«META MORPHÉE» de Thomas Egoumenides à Yosr Ben Ammar Gallery jusqu’au 11 mai 2024 : Poétisation et apologie de l’obsolète

 

Une œuvre née des diverses manipulations de la matière et des matériaux, entre autres du plastique sous différentes présences (sachets, sacs, bouchons, etc.) et autres objets que l’artiste étire, froisse, découpe, brise, tord, brûle, modèle, tisse et assemble, en en perturbant le récit primaire et leur conférant un devenir autre.

La galerie Yosr Ben Ammar expose les œuvres de l’architecte et designer Thomas Egoumenides. Réunis dans une exposition intitulée «Meta Morphée », sculptures, tapisseries et autres compositions et installations font écho à une démarche de valorisation des matériaux mis au rebut.

Matérialisme et matérialité sont au cœur de l’œuvre de ce designer français installé à Tunis qui s’est tourné, depuis son expérience dans l’atelier de design «Flaÿou» qu’il a créé en 2015 avec Hella El Khiari, vers le design circulaire ou l’upcycling.

Abordant son environnement urbain comme un vaste dépôt de matériaux et de récits, une «matériothèque» dans laquelle il récupère ici et là divers objets et matériaux mis en rebut, il en exploite le potentiel esthétique. Cela donne corps à une œuvre à mi-chemin entre la sculpture et le design qui remet en question les pratiques de conception conventionnelles.

L’artiste revendique une démarche minimaliste, avec le moins de modification possible de ces matériaux, comme pour rendre hommage à leurs vies antérieures et témoigner de leurs histoires. Parmi ses projets sous nos cieux, on peut citer le projet «Rascal», un laboratoire éphémère de design et de recherche autour du surcyclage, réalisé lors d’une résidence dans le cadre du festival Dream City 2021.
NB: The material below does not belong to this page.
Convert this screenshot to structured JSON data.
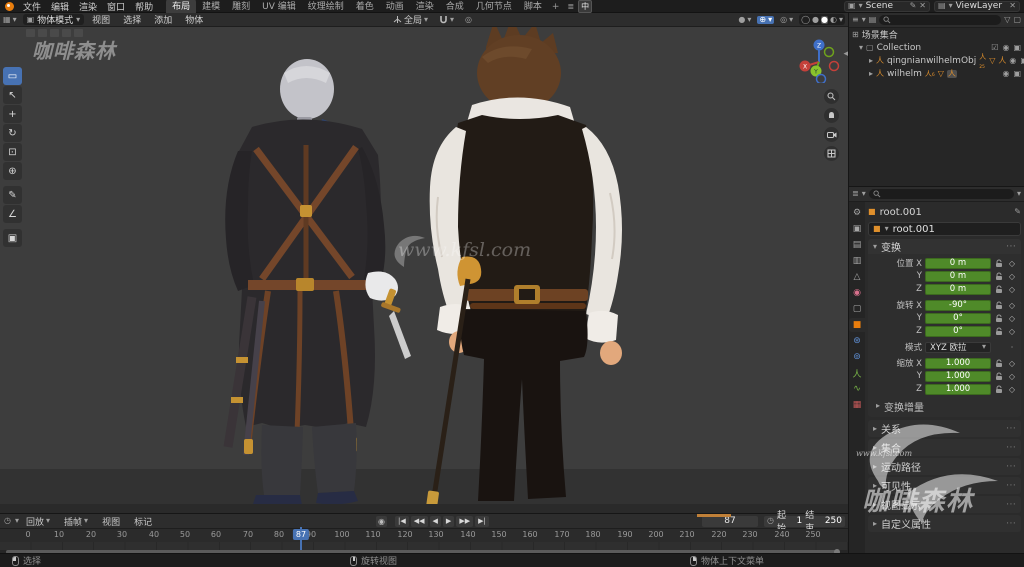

En partant d’objets fonctionnels qu’il a créés dans ce processus de design circulaire, fruits de recherches et d’expérimentations autour de la matière-déchets, Thomas Egoumenides, s’armant de ce nouveau langage, a libéré encore plus son geste, s’émancipant des soucis de fonctionnalité, pour créer une œuvre picturale et plastique singulière.

Dans ce sens s’inscrit, entre autres, son installation «Le bateau de Thésée», une œuvre modulaire faite de bobines de fil en plastique et de tiges filetées usagées, qu’il a exposée l’année dernière au Sharjah Architecture Triennial (lancée en 2018 aux Émirats arabes unis).

Et son actuelle exposition personnelle à Yosr Ben Ammar Gallery, «Meta Morphée» qui explore les liens entre art, lieu et matérialité et célèbre le potentiel de poétisation des matériaux banals, inutiles et indésirables. Le choix de ses titres en lien avec la mythologie antique lui vient de ses origines grecques. Morphée, dieu des rêves, souvent représenté comme un être ailé et dont le nom signifie « le créateur de formes », renvoyant à un esprit capable de prendre diverses formes, ne peut que faire écho à son œuvre.

Une œuvre née des diverses manipulations de la matière et des matériaux, entre autres du plastique sous différentes présences (sachets, sacs, bouchons, etc.) et autres objets que l’artiste étire, froisse, découpe, brise, tord, brûle, modèle, tisse et assemble, en en perturbant le récit primaire et leur conférant un devenir autre. On y rencontre des compositions abstraites où le plastique devient sujet, couleurs, nuances et textures, des patchworks, des tapisseries faites de plastiques brûlés, suspendues ou étirées sur châssis métalliques, des sculptures et autres installations de bobines de fil en plastique.

Comment ouvrir des brèches au sein des significations antérieures ? Comment créer des espaces dans lesquels nous pouvons injecter nos mémoires personnelles et collectives et rejeter les vestiges du passé ? Comment faire parler le plastique qui nous entoure et inonde nos quotidiens, souvent négligé et camouflé dans son environnement ? Tel est le propos de Thomas Egoumenides qui, en explorant les récits du familier, de l’obsolète, tente de trouver une signification dans les objets avec lesquels de nombreuses personnes ont des associations et des expériences différentes, permettant aux spectateurs d’attacher leurs propres interprétations à ses œuvres recréées.

Une œuvre à découvrir jusqu’au 11 mai 2024.